As another Nobel Prize-winning economist, Amartya Sen, astutely observes, “Economic growth without investment in human development is unsustainable – and unethical.” Still, here we are, chasing GDP spikes at the expense of our people’s well-being, our environment’s health, and our fiscal sanity.

This is not mere mismanagement; it is willful sabotage, an authoritarian regime mortgaging tomorrow’s prosperity to cling to power today. Obscuring loan terms, inflating debt amid abundance, and crowing about “free” infrastructure while our children inherit servitude: in reality it is a blueprint for disaster.

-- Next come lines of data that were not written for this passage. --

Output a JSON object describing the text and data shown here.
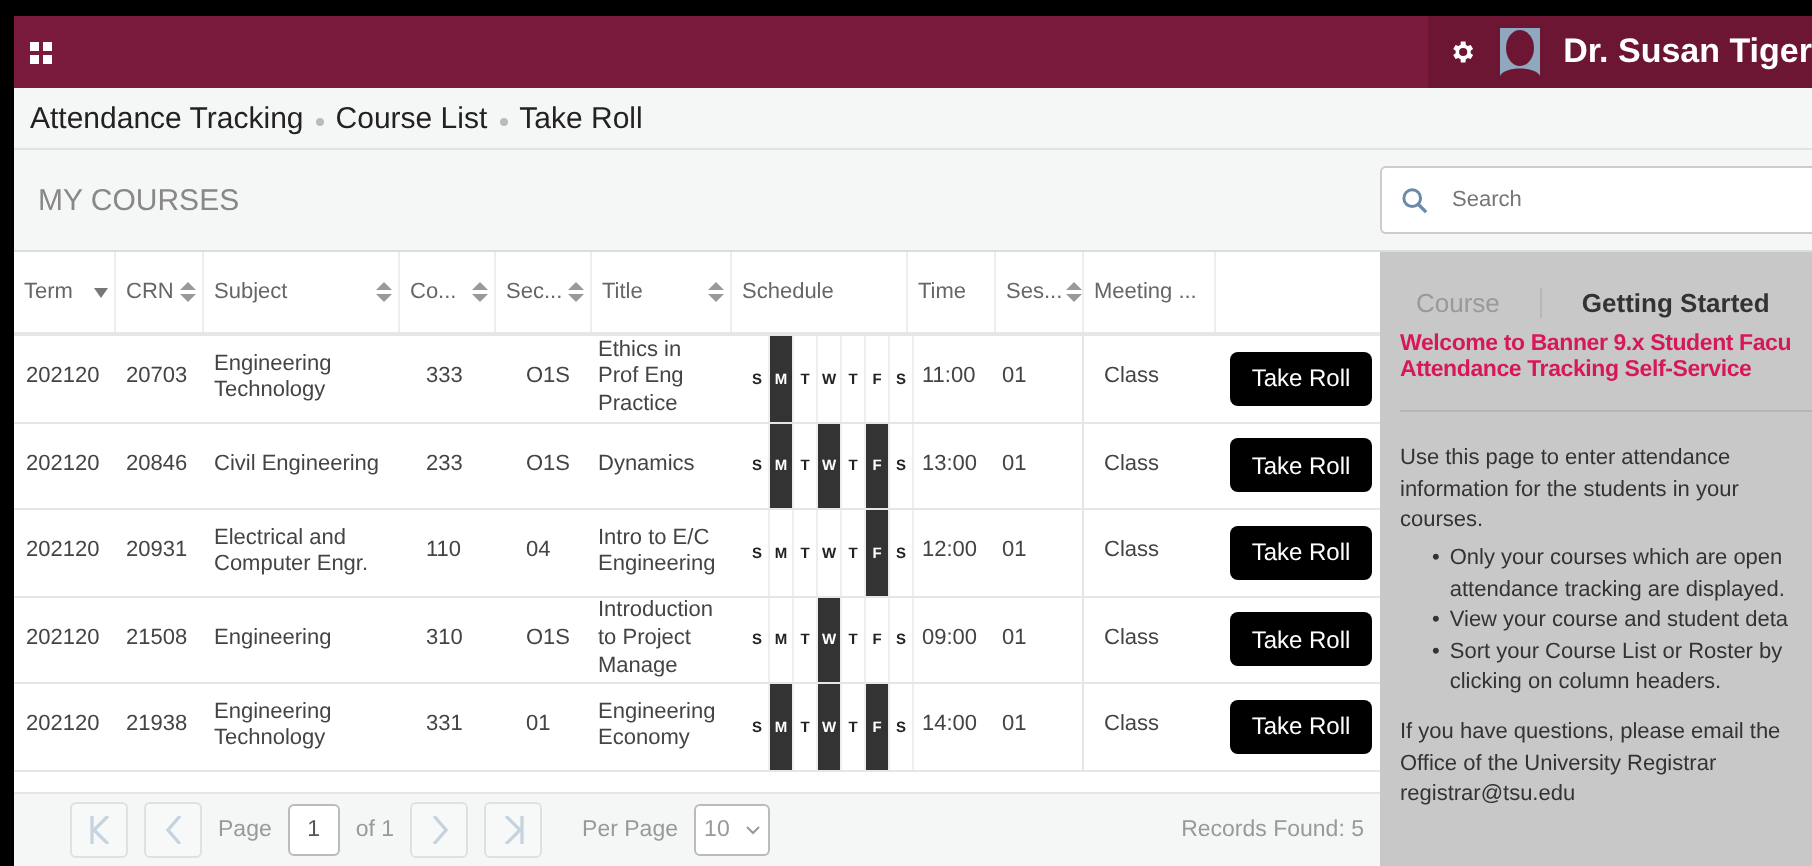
{
  "header": {
    "user_name": "Dr. Susan Tiger"
  },
  "breadcrumbs": [
    "Attendance Tracking",
    "Course List",
    "Take Roll"
  ],
  "section_title": "MY COURSES",
  "search": {
    "placeholder": "Search"
  },
  "table": {
    "columns": [
      {
        "label": "Term",
        "sortable": true,
        "sorted": true
      },
      {
        "label": "CRN",
        "sortable": true,
        "sorted": false
      },
      {
        "label": "Subject",
        "sortable": true,
        "sorted": false
      },
      {
        "label": "Co...",
        "sortable": true,
        "sorted": false
      },
      {
        "label": "Sec...",
        "sortable": true,
        "sorted": false
      },
      {
        "label": "Title",
        "sortable": true,
        "sorted": false
      },
      {
        "label": "Schedule",
        "sortable": false,
        "sorted": false
      },
      {
        "label": "Time",
        "sortable": false,
        "sorted": false
      },
      {
        "label": "Ses...",
        "sortable": true,
        "sorted": false
      },
      {
        "label": "Meeting ...",
        "sortable": false,
        "sorted": false
      }
    ],
    "rows": [
      {
        "term": "202120",
        "crn": "20703",
        "subject": "Engineering Technology",
        "course": "333",
        "section": "O1S",
        "title": "Ethics in Prof Eng Practice",
        "days": [
          {
            "label": "S",
            "selected": false
          },
          {
            "label": "M",
            "selected": true
          },
          {
            "label": "T",
            "selected": false
          },
          {
            "label": "W",
            "selected": false
          },
          {
            "label": "T",
            "selected": false
          },
          {
            "label": "F",
            "selected": false
          },
          {
            "label": "S",
            "selected": false
          }
        ],
        "time": "11:00",
        "session": "01",
        "meeting": "Class",
        "action": "Take Roll"
      },
      {
        "term": "202120",
        "crn": "20846",
        "subject": "Civil Engineering",
        "course": "233",
        "section": "O1S",
        "title": "Dynamics",
        "days": [
          {
            "label": "S",
            "selected": false
          },
          {
            "label": "M",
            "selected": true
          },
          {
            "label": "T",
            "selected": false
          },
          {
            "label": "W",
            "selected": true
          },
          {
            "label": "T",
            "selected": false
          },
          {
            "label": "F",
            "selected": true
          },
          {
            "label": "S",
            "selected": false
          }
        ],
        "time": "13:00",
        "session": "01",
        "meeting": "Class",
        "action": "Take Roll"
      },
      {
        "term": "202120",
        "crn": "20931",
        "subject": "Electrical and Computer Engr.",
        "course": "110",
        "section": "04",
        "title": "Intro to E/C Engineering",
        "days": [
          {
            "label": "S",
            "selected": false
          },
          {
            "label": "M",
            "selected": false
          },
          {
            "label": "T",
            "selected": false
          },
          {
            "label": "W",
            "selected": false
          },
          {
            "label": "T",
            "selected": false
          },
          {
            "label": "F",
            "selected": true
          },
          {
            "label": "S",
            "selected": false
          }
        ],
        "time": "12:00",
        "session": "01",
        "meeting": "Class",
        "action": "Take Roll"
      },
      {
        "term": "202120",
        "crn": "21508",
        "subject": "Engineering",
        "course": "310",
        "section": "O1S",
        "title": "Introduction to Project Manage",
        "days": [
          {
            "label": "S",
            "selected": false
          },
          {
            "label": "M",
            "selected": false
          },
          {
            "label": "T",
            "selected": false
          },
          {
            "label": "W",
            "selected": true
          },
          {
            "label": "T",
            "selected": false
          },
          {
            "label": "F",
            "selected": false
          },
          {
            "label": "S",
            "selected": false
          }
        ],
        "time": "09:00",
        "session": "01",
        "meeting": "Class",
        "action": "Take Roll"
      },
      {
        "term": "202120",
        "crn": "21938",
        "subject": "Engineering Technology",
        "course": "331",
        "section": "01",
        "title": "Engineering Economy",
        "days": [
          {
            "label": "S",
            "selected": false
          },
          {
            "label": "M",
            "selected": true
          },
          {
            "label": "T",
            "selected": false
          },
          {
            "label": "W",
            "selected": true
          },
          {
            "label": "T",
            "selected": false
          },
          {
            "label": "F",
            "selected": true
          },
          {
            "label": "S",
            "selected": false
          }
        ],
        "time": "14:00",
        "session": "01",
        "meeting": "Class",
        "action": "Take Roll"
      }
    ]
  },
  "pagination": {
    "page_label": "Page",
    "page": "1",
    "of_label": "of 1",
    "per_page_label": "Per Page",
    "per_page": "10",
    "records": "Records Found: 5"
  },
  "side_panel": {
    "tabs": [
      {
        "label": "Course",
        "selected": false
      },
      {
        "label": "Getting Started",
        "selected": true
      }
    ],
    "welcome_lines": [
      "Welcome to Banner 9.x Student Facu",
      "Attendance Tracking Self-Service"
    ],
    "intro": "Use this page to enter attendance information for the students in your courses.",
    "bullets": [
      {
        "marker": "•",
        "lines": [
          "Only your courses which are open",
          "attendance tracking are displayed."
        ]
      },
      {
        "marker": "•",
        "lines": [
          "View your course and student deta"
        ]
      },
      {
        "marker": "•",
        "lines": [
          "Sort your Course List or Roster by",
          "clicking on column headers."
        ]
      }
    ],
    "contact_lines": [
      "If you have questions, please email the",
      "Office of the University Registrar",
      "registrar@tsu.edu"
    ]
  }
}
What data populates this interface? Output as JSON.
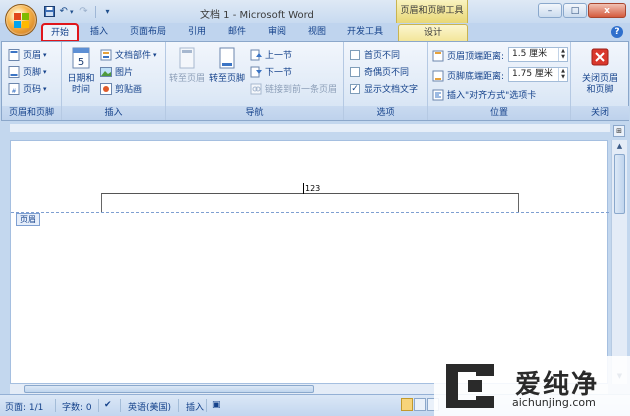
{
  "title_bar": {
    "title": "文档 1 - Microsoft Word",
    "context_tab_group": "页眉和页脚工具",
    "window_buttons": [
      "–",
      "□",
      "x"
    ]
  },
  "quick_access": {
    "undo_icon": "↶",
    "redo_icon": "↷"
  },
  "tabs": [
    {
      "label": "开始"
    },
    {
      "label": "插入"
    },
    {
      "label": "页面布局"
    },
    {
      "label": "引用"
    },
    {
      "label": "邮件"
    },
    {
      "label": "审阅"
    },
    {
      "label": "视图"
    },
    {
      "label": "开发工具"
    },
    {
      "label": "设计"
    }
  ],
  "ribbon": {
    "header_footer_group": {
      "label": "页眉和页脚",
      "header": "页眉",
      "footer": "页脚",
      "page_number": "页码"
    },
    "insert_group": {
      "label": "插入",
      "date_time": "日期和时间",
      "quick_parts": "文档部件",
      "picture": "图片",
      "clip_art": "剪贴画"
    },
    "navigation_group": {
      "label": "导航",
      "goto_header": "转至页眉",
      "goto_footer": "转至页脚",
      "previous": "上一节",
      "next": "下一节",
      "link_previous": "链接到前一条页眉"
    },
    "options_group": {
      "label": "选项",
      "different_first": "首页不同",
      "different_odd_even": "奇偶页不同",
      "show_document_text": "显示文档文字",
      "checked_mark": "✓"
    },
    "position_group": {
      "label": "位置",
      "header_from_top": "页眉顶端距离:",
      "header_from_top_value": "1.5 厘米",
      "footer_from_bottom": "页脚底端距离:",
      "footer_from_bottom_value": "1.75 厘米",
      "insert_alignment_tab": "插入\"对齐方式\"选项卡"
    },
    "close_group": {
      "label": "关闭",
      "close_header_footer": "关闭页眉和页脚"
    }
  },
  "document": {
    "header_text": "123",
    "header_tag": "页眉"
  },
  "status_bar": {
    "page": "页面: 1/1",
    "word_count": "字数: 0",
    "language": "英语(美国)",
    "mode": "插入"
  },
  "watermark": {
    "text": "爱纯净",
    "url": "aichunjing.com"
  }
}
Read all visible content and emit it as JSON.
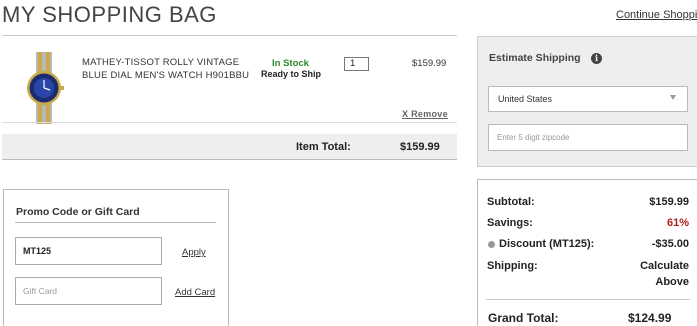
{
  "header": {
    "title": "MY SHOPPING BAG",
    "continue_link": "Continue Shopping"
  },
  "cart": {
    "item": {
      "name": "MATHEY-TISSOT ROLLY VINTAGE BLUE DIAL MEN'S WATCH H901BBU",
      "stock": "In Stock",
      "shipping": "Ready to Ship",
      "quantity": "1",
      "price": "$159.99",
      "remove_label": "X Remove",
      "image_icon": "watch-image"
    },
    "item_total_label": "Item Total:",
    "item_total_value": "$159.99"
  },
  "promo": {
    "title": "Promo Code or Gift Card",
    "promo_value": "MT125",
    "apply_label": "Apply",
    "giftcard_placeholder": "Gift Card",
    "add_card_label": "Add Card"
  },
  "shipping_estimate": {
    "title": "Estimate Shipping",
    "info_icon": "i",
    "country": "United States",
    "zip_placeholder": "Enter 5 digit zipcode"
  },
  "summary": {
    "subtotal_label": "Subtotal:",
    "subtotal_value": "$159.99",
    "savings_label": "Savings:",
    "savings_value": "61%",
    "discount_label": "Discount (MT125):",
    "discount_value": "-$35.00",
    "shipping_label": "Shipping:",
    "shipping_value_line1": "Calculate",
    "shipping_value_line2": "Above",
    "grand_total_label": "Grand Total:",
    "grand_total_value": "$124.99"
  },
  "colors": {
    "in_stock": "#2b8a2b",
    "savings": "#b21c1c",
    "panel_bg": "#eceeef"
  }
}
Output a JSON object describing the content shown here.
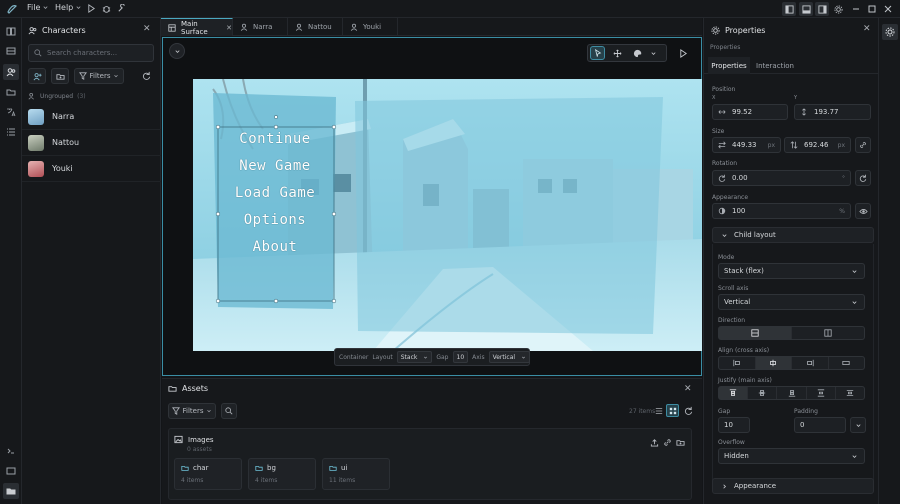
{
  "menu": {
    "file": "File",
    "help": "Help"
  },
  "characters_panel": {
    "title": "Characters",
    "search_placeholder": "Search characters...",
    "filters_label": "Filters",
    "group_label": "Ungrouped",
    "group_count": "(3)",
    "items": [
      {
        "name": "Narra",
        "color": "#7fa9c8"
      },
      {
        "name": "Nattou",
        "color": "#8f9a88"
      },
      {
        "name": "Youki",
        "color": "#c46a6a"
      }
    ]
  },
  "tabs": [
    {
      "label": "Main Surface",
      "active": true,
      "closable": true
    },
    {
      "label": "Narra"
    },
    {
      "label": "Nattou"
    },
    {
      "label": "Youki"
    }
  ],
  "scene": {
    "menu_items": [
      "Continue",
      "New Game",
      "Load Game",
      "Options",
      "About"
    ]
  },
  "canvas_bar": {
    "container_label": "Container",
    "layout_label": "Layout",
    "layout_value": "Stack",
    "gap_label": "Gap",
    "gap_value": "10",
    "axis_label": "Axis",
    "axis_value": "Vertical"
  },
  "assets": {
    "title": "Assets",
    "filters_label": "Filters",
    "item_count": "27 items",
    "group_title": "Images",
    "group_sub": "0 assets",
    "folders": [
      {
        "name": "char",
        "count": "4 items"
      },
      {
        "name": "bg",
        "count": "4 items"
      },
      {
        "name": "ui",
        "count": "11 items"
      }
    ]
  },
  "properties": {
    "title": "Properties",
    "breadcrumb": "Properties",
    "tabs": [
      "Properties",
      "Interaction"
    ],
    "position": {
      "label": "Position",
      "x_label": "X",
      "y_label": "Y",
      "x": "99.52",
      "y": "193.77"
    },
    "size": {
      "label": "Size",
      "w": "449.33",
      "h": "692.46",
      "unit": "px"
    },
    "rotation": {
      "label": "Rotation",
      "value": "0.00",
      "unit": "°"
    },
    "appearance": {
      "label": "Appearance",
      "opacity": "100",
      "unit": "%"
    },
    "child_layout": {
      "title": "Child layout",
      "mode_label": "Mode",
      "mode_value": "Stack (flex)",
      "scroll_label": "Scroll axis",
      "scroll_value": "Vertical",
      "direction_label": "Direction",
      "align_label": "Align (cross axis)",
      "justify_label": "Justify (main axis)",
      "gap_label": "Gap",
      "gap_value": "10",
      "padding_label": "Padding",
      "padding_value": "0",
      "overflow_label": "Overflow",
      "overflow_value": "Hidden"
    },
    "appearance_section": "Appearance"
  },
  "colors": {
    "accent": "#4aa8c0",
    "panel": "#16181b",
    "bg": "#131518"
  }
}
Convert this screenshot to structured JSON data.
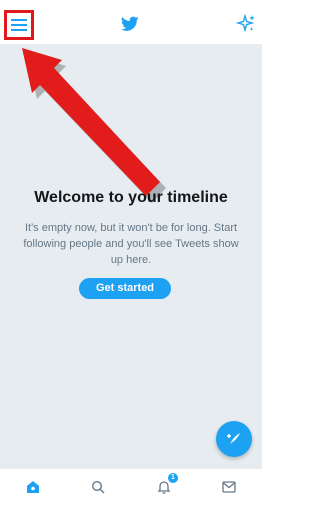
{
  "app": "Twitter",
  "colors": {
    "accent": "#1da1f2",
    "annotation_red": "#e0181b",
    "background": "#e6ecf0",
    "heading": "#14171a",
    "muted": "#657786"
  },
  "header": {
    "menu_icon": "hamburger-menu-icon",
    "logo_icon": "twitter-bird-icon",
    "sparkle_icon": "sparkle-icon"
  },
  "timeline": {
    "title": "Welcome to your timeline",
    "subtitle": "It's empty now, but it won't be for long. Start following people and you'll see Tweets show up here.",
    "cta_label": "Get started"
  },
  "fab": {
    "icon": "compose-tweet-icon"
  },
  "tabs": [
    {
      "name": "home",
      "icon": "home-icon",
      "active": true
    },
    {
      "name": "search",
      "icon": "search-icon",
      "active": false
    },
    {
      "name": "notifications",
      "icon": "bell-icon",
      "active": false,
      "badge": "1"
    },
    {
      "name": "messages",
      "icon": "mail-icon",
      "active": false
    }
  ]
}
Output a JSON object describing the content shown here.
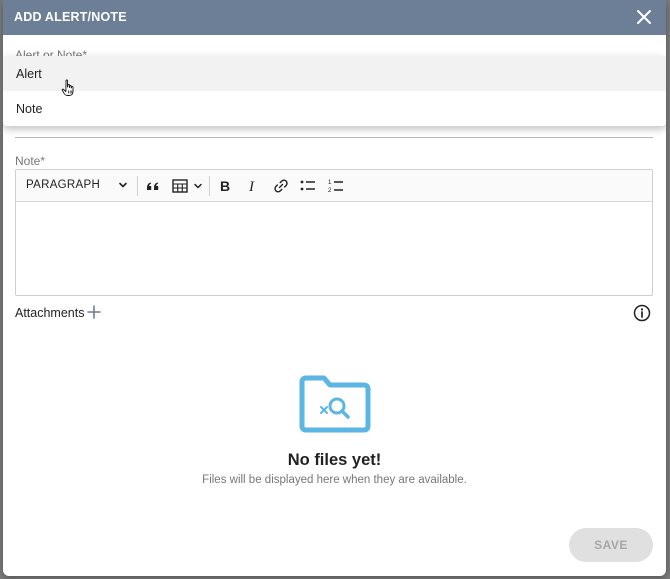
{
  "dialog": {
    "title": "ADD ALERT/NOTE"
  },
  "alert_or_note_field": {
    "label": "Alert or Note*",
    "options": [
      "Alert",
      "Note"
    ],
    "hovered_option": "Alert"
  },
  "note_field": {
    "label": "Note*",
    "toolbar": {
      "paragraph_style": "PARAGRAPH"
    }
  },
  "attachments": {
    "label": "Attachments"
  },
  "empty_state": {
    "title": "No files yet!",
    "subtitle": "Files will be displayed here when they are available."
  },
  "footer": {
    "save_label": "SAVE"
  },
  "colors": {
    "header": "#6d7e97",
    "folder": "#5bb6e4",
    "save_disabled_bg": "#e0e0e0"
  },
  "icons": [
    "close-icon",
    "chevron-down-icon",
    "blockquote-icon",
    "table-icon",
    "bold-icon",
    "italic-icon",
    "link-icon",
    "bulleted-list-icon",
    "numbered-list-icon",
    "plus-icon",
    "info-icon",
    "folder-search-icon",
    "hand-cursor-icon"
  ]
}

Guyana deserves better than this cabal’s theatrics, this parade of boondoggles that enrich the elite and impoverish the masses. We have seen it before in oil-rich nations like Venezuela or Nigeria, where resource wealth fueled corruption, not upliftment. Must we repeat their tragedies?

The oil era could be our renaissance, a chance to build resilient institutions, invest in human capital, and forge a diversified economy. Instead, the PPP/C squanders it on debt traps, environmental neglect, and opaque deals that smell of self-interest. Their “progress” is a pyramid scheme, built on the sands of borrowed billions, destined to collapse under its own weight.

There’s nothing remotely amusing about this regime’s charade, in fact, it is a national tragedy in slow motion. Guyanese, awaken to the peril: our future hangs in the balance. In mere days, the ballot box offers hope and redemption.

Vote this corrupt, reckless cabal out before the next bridge, the next loan, the next environmental catastrophe becomes another millstone around our necks. Reclaim our destiny, reject the debt chains, and build a Guyana truly free—not toll-free in name, but liberated from the PPP/C who would sell it out.